D.L.

El dinosaurio centrista que se resiste a desaparecer del escenario político

(Bertrand GUAY | AFP)

Alcalde de Pau desde 1982, François Bayrou (74 años) es un incombustible en el último medio siglo de política francesa, en la que lo ha sido todo menos presidente. Y no porque este jerarca local, que siempre que puede regresa a su «terruño» de la pequeña ciudad situada a solo 100 kilómetros de Baiona, no lo haya intentado.

Hasta tres veces aspiró sin éxito al Palacio de El Elíseo (2002, 2007 y 2017) y a la cuarta, en 2017, renunció, ofreciendo a un joven Emmanuel Macron, un liberal surgido del PS, no solo los votos de la formación centrista (Modem) que Bayrou lidera, sino su peso e influencia políticos en el sudoeste del Estado francés.

El «centrista blando» se cobró su deuda años después y forzó a Macron, «centrista duro», a que le abriera las puertas del Palacio de Matignon en diciembre de 2024 con la amenaza de que, de no hacerlo, le retiraría su apoyo.

El inquilino de El Elíseo, hoy un «pato» no ya «cojo», sino «sin patas», había quedado muy debilitado tras sus sucesivos errores: tras perder la mayoría presidencial en el Parlamento en las legislativas de 2022, decidió, contra todos sus asesores, convocar elecciones anticipadas en las que la ultraderecha del RN arrasó en votos en las dos vueltas y en las que solo el impulso de un bloque republicano para cerrar el paso a Le Pen impulsado por la coalición de izquierdas (Frente Popular) impidió la hecatombe al convertirse esta en primera fuerza parlamentaria.

Salvado por los pelos, Macron se lo «agradeció» a la izquierda encargando el Gobierno al derechista Michel Barnier, «el Breve», que duró tres meses en el cargo.

Su sucesor, Bayrou, lograba uno de sus sueños, el de convertirse en primer ministro.

Un reto del que hace tiempo se creía acreedor, en clave además salvífica.

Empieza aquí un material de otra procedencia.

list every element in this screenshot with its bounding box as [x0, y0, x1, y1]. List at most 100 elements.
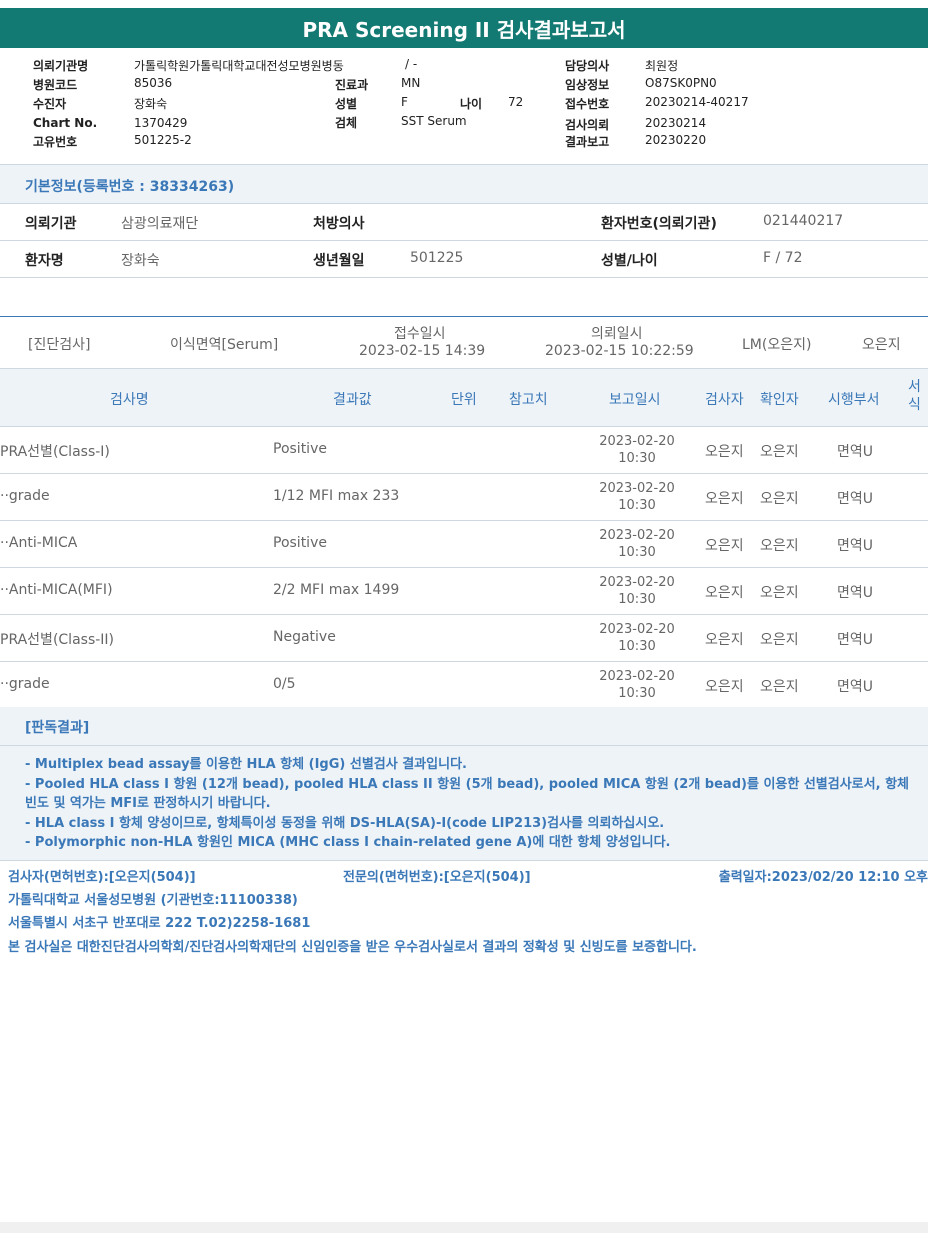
- bottom-scrollbar-track[interactable]: [0, 1222, 928, 1233]
- sex-value: F: [401, 95, 408, 109]
- sex-label: 성별: [335, 97, 358, 111]
- confirmer: 오은지: [760, 632, 799, 648]
- receipt-label: 접수번호: [565, 97, 610, 111]
- unique-value: 501225-2: [134, 133, 192, 147]
- report-time: 10:30: [618, 498, 656, 513]
- interpretation-line: - Multiplex bead assay를 이용한 HLA 항체 (IgG)…: [25, 757, 467, 772]
- request-value: 20230214: [645, 116, 707, 130]
- result-value: Negative: [273, 629, 336, 645]
- age-value: 72: [508, 95, 524, 109]
- specimen-label: 검체: [335, 116, 358, 130]
- tester: 오은지: [705, 444, 744, 460]
- institution-label: 의뢰기관: [25, 216, 77, 232]
- col-confirmer: 확인자: [760, 392, 799, 408]
- birth-value: 501225: [410, 250, 464, 266]
- divider: [0, 203, 928, 204]
- col-unit: 단위: [451, 392, 477, 408]
- chart-label: Chart No.: [33, 116, 98, 130]
- received-value: 2023-02-15 14:39: [359, 343, 486, 359]
- confirmer: 오은지: [760, 491, 799, 507]
- dept-label: 진료과: [335, 78, 369, 92]
- dept: 면역U: [837, 632, 874, 648]
- tester: 오은지: [705, 585, 744, 601]
- hospital-label: 의뢰기관명: [33, 59, 89, 73]
- dept: 면역U: [837, 491, 874, 507]
- code-value: 85036: [134, 76, 173, 90]
- report-date: 2023-02-20: [599, 669, 675, 684]
- footer-printed: 출력일자:2023/02/20 12:10 오후: [718, 870, 928, 885]
- prescriber-label: 처방의사: [313, 216, 365, 232]
- confirmer: 오은지: [760, 444, 799, 460]
- receipt-value: 20230214-40217: [645, 95, 749, 109]
- test-name: PRA선별(Class-I): [0, 444, 110, 460]
- footer-specialist: 전문의(면허번호):[오은지(504)]: [343, 870, 531, 885]
- test-name: ··Anti-MICA(MFI): [0, 582, 113, 598]
- test-name: ··grade: [0, 676, 50, 692]
- test-name: ··Anti-MICA: [0, 535, 78, 551]
- divider: [0, 240, 928, 241]
- clinical-value: O87SK0PN0: [645, 76, 717, 90]
- tester: 오은지: [705, 632, 744, 648]
- patient-label: 수진자: [33, 97, 67, 111]
- report-date: 2023-02-20: [599, 434, 675, 449]
- dept: 면역U: [837, 585, 874, 601]
- basic-info-heading: 기본정보(등록번호 : 38334263): [25, 179, 235, 195]
- confirmer: 오은지: [760, 679, 799, 695]
- footer-hospital: 가톨릭대학교 서울성모병원 (기관번호:11100338): [8, 893, 298, 908]
- report-date: 2023-02-20: [599, 622, 675, 637]
- sex-age-value: F / 72: [763, 250, 803, 266]
- chart-value: 1370429: [134, 116, 188, 130]
- patient-value: 장화숙: [134, 97, 168, 111]
- dept: 면역U: [837, 444, 874, 460]
- dept-value: MN: [401, 76, 421, 90]
- exam-category: 이식면역[Serum]: [170, 337, 279, 353]
- result-value: 2/2 MFI max 1499: [273, 582, 400, 598]
- divider: [0, 368, 928, 369]
- dept: 면역U: [837, 538, 874, 554]
- footer-tester: 검사자(면허번호):[오은지(504)]: [8, 870, 196, 885]
- footer-address: 서울특별시 서초구 반포대로 222 T.02)2258-1681: [8, 916, 311, 931]
- exam-person: 오은지: [862, 337, 901, 353]
- result-value: 1/12 MFI max 233: [273, 488, 400, 504]
- interpretation-line: - Polymorphic non-HLA 항원인 MICA (MHC clas…: [25, 835, 671, 850]
- report-value: 20230220: [645, 133, 707, 147]
- name-label: 환자명: [25, 253, 64, 269]
- interpretation-line: 빈도 및 역가는 MFI로 판정하시기 바랍니다.: [25, 796, 271, 811]
- confirmer: 오은지: [760, 585, 799, 601]
- report-title: PRA Screening II 검사결과보고서: [0, 8, 928, 48]
- hospital-value: 가톨릭학원가톨릭대학교대전성모병원병동: [134, 59, 344, 73]
- requested-label: 의뢰일시: [591, 326, 643, 342]
- result-value: Positive: [273, 441, 327, 457]
- report-label: 결과보고: [565, 135, 610, 149]
- doctor-label: 담당의사: [565, 59, 610, 73]
- received-label: 접수일시: [394, 326, 446, 342]
- col-form: 서식: [908, 379, 921, 413]
- report-time: 10:30: [618, 639, 656, 654]
- report-time: 10:30: [618, 686, 656, 701]
- age-label: 나이: [460, 97, 483, 111]
- col-result: 결과값: [333, 392, 372, 408]
- ward-value: / -: [405, 57, 418, 71]
- divider: [0, 277, 928, 278]
- request-label: 검사의뢰: [565, 118, 610, 132]
- col-ref: 참고치: [509, 392, 548, 408]
- result-value: Positive: [273, 535, 327, 551]
- clinical-label: 임상정보: [565, 78, 610, 92]
- report-date: 2023-02-20: [599, 481, 675, 496]
- name-value: 장화숙: [121, 253, 160, 269]
- col-date: 보고일시: [609, 392, 661, 408]
- report-date: 2023-02-20: [599, 528, 675, 543]
- interpretation-line: - HLA class I 항체 양성이므로, 항체특이성 동정을 위해 DS-…: [25, 816, 665, 831]
- footer-certification: 본 검사실은 대한진단검사의학회/진단검사의학재단의 신임인증을 받은 우수검사…: [8, 940, 697, 955]
- col-name: 검사명: [110, 392, 149, 408]
- interpretation-line: - Pooled HLA class I 항원 (12개 bead), pool…: [25, 777, 909, 792]
- patient-id-label: 환자번호(의뢰기관): [601, 216, 717, 232]
- lm-name: LM(오은지): [742, 337, 812, 353]
- tester: 오은지: [705, 679, 744, 695]
- interpretation-heading: [판독결과]: [25, 720, 90, 736]
- dept: 면역U: [837, 679, 874, 695]
- birth-label: 생년월일: [313, 253, 365, 269]
- report-date: 2023-02-20: [599, 575, 675, 590]
- patient-id-value: 021440217: [763, 213, 844, 229]
- test-name: ··grade: [0, 488, 50, 504]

Dos años antes, en 2022, auguraba: «Siempre he pensado que si algún día me tocara asumir esa responsabilidad, sería porque la situación es muy mala. Esas son más o menos las palabras de Clemenceau. Cuando lo fueron a buscar (en noviembre de 1917), tenía 76 años y salvó al país», se comparó con quien fuera jefe de Gobierno en los estertores de la Primera Guerra Mundial y en la posguerra.

Un simple análisis de la biografía política de Georges Clemenceau nos da una idea de lo que Bayrou entiende por «salvar el país».

Pero está claro que él no lo ha conseguido. Deja el cargo nueve meses después sin haber logrado su proyecto-faro en los últimos 30 años: forzar un compromiso sobre la creciente deuda pública francesa.

En julio presentó, en este sentido, un plan draconiano de recortes presupuestarios de 44.000 millones de euros, que incluiría la congelación de pensiones, el recorte del gasto sanitario, reducción del empleo público e incluso la supresión de dos días festivos.

Ningún partido de la oposición le ha comprado, a estas alturas, la idea.

«HARAKIRI» MEDITADO

Pero las malas lenguas y la lógica apuntan a que se trata de un movimiento del propio Bayrou para forzar su dimisión.

Y es que su corto mandato ha estado jalonado de errores de bulto, tanto protocolarios como de principios, incluyendo el coqueteo con el odio a los inmigrantes. El estallido del escándalo en torno a los malos tratos físicos y sexuales en el liceo de Bétharram, donde escolarizó a sus seis retoños, y su silencio, denunciado públicamente por su hija, ha laminado su popularidad.

Su decisión, que hizo pública hace dos semanas, de someterse a una moción de confianza sabiendo que la perde- ría abona esa hipótesis del «suicidio político».

Ha elegido cómo y cuándo irse antes de que lo echen como a Barnier. Es como si hiciera honor al título de su biografía sobre Enrique IV, quien fuera rey de Nafarroa como Enrique III: “El rey libre”.

Muy criticado entre sus muchos detractores, tanto estos como sus valedores coinciden en que estamos ante un político orgulloso y que no contempla abandonar la escena. Al contrario, su harakiri podría ser una última jugada, arriesgada pero consciente, para presentarse a las presidenciales de 2027 -cuya campaña arrancó realmente ayer-.

Lo haría presentándose como el incombustible político que decidió irse por el cortoplacismo de una clase política que se niega a asumir la realidad -real, más allá de escenificaciones exageradas- de una Francia económicamente (y existencialmente) exhausta.

Un dinosaurio que se resiste a asumir que su era, la del centrismo, se extingue.